The seedling was planted in a pot in the spring of 1994 and is shown here
flowering for the first time four years later.
Here is our first
C.
acaule seedling to bloom. It was planted in a mix of perlite and chopped
sphagnum peat and required six years to flower. Six years to flowering
is probably inordinately long, for we know a grower in Vermont who has
had a seedling bloom two years after planting-out. The ruler is six inches
long.
Gee... I wonder
how long it will take the C. acaule seedling in the previous photo
to reach this size?! This is a spectacularly vigorous plant grown in cultivation
in a Minnesota wild garden.
C. Xandrewsii
is a natural hybrid between C. candidum and C. parviflorum
var. makasin.
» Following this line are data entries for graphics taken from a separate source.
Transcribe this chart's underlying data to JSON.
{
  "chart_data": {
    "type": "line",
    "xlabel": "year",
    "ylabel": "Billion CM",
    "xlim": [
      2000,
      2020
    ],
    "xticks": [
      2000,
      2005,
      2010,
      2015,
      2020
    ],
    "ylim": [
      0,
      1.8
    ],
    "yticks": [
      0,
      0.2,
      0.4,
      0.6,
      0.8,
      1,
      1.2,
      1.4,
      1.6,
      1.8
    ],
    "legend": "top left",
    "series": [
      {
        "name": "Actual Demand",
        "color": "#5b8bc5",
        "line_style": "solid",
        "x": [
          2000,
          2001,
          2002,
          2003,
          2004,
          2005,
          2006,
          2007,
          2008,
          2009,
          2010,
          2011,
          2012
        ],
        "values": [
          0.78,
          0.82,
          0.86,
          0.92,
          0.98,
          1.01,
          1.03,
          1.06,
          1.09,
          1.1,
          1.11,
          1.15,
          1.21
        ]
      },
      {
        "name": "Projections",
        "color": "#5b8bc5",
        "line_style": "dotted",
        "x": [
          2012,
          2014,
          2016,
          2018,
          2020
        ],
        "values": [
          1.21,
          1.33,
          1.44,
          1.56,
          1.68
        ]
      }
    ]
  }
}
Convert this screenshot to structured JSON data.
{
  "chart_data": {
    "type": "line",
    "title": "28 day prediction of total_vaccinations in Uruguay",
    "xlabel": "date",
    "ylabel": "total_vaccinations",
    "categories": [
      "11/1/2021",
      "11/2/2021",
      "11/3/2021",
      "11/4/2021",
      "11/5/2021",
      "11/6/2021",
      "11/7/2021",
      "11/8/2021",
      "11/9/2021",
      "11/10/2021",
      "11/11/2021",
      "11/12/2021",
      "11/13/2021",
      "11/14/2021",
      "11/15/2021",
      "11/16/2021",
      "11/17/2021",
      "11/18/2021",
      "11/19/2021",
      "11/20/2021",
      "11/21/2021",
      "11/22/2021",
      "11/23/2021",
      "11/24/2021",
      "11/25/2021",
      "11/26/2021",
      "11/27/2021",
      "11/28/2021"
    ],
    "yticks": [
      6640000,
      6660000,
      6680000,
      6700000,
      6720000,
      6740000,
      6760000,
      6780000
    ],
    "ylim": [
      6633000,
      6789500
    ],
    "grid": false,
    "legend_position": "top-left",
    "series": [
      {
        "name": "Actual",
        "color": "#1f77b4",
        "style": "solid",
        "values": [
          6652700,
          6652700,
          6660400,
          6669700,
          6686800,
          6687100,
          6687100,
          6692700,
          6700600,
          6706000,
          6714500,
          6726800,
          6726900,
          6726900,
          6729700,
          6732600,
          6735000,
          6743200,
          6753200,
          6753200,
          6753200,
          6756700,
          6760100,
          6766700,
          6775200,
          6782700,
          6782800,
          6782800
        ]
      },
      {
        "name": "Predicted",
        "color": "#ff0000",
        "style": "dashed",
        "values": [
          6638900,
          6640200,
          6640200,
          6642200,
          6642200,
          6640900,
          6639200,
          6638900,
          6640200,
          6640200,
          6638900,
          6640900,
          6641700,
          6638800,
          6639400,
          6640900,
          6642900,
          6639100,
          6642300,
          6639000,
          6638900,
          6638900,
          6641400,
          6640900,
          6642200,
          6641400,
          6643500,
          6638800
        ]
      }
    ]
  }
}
The photo shows a cultivated plant in Minnesota.
The
C. californicum
seedling shown here is four years out of the flask. The plant also
bloomed the previous year. In our experience, C. californicum
seedlings commonly flower at three years when planted in a mix of perlite
and Turface and fertilized with every watering.
This
C. fasciculatum
seedling also flowered for the first time five years after removal from
the flask, but at least it produced two flowers. Under good conditions,
wild plants of the clustered lady's-slipper carry up to four flowers on
a stem. The pot is eight inches in diameter.
C.
tibeticum is a very large-flowered Chinese species. There are two quite
different forms of this species, the pink-flowered plant shown here and
a dark-colored form with a yellow base color and dark purple, sometimes
nearly black, corrugated lip.
The
cool-growing C. yatabeanum is native both to Alaska and Asia. The
plant shown in this photo is of Japanese provenance.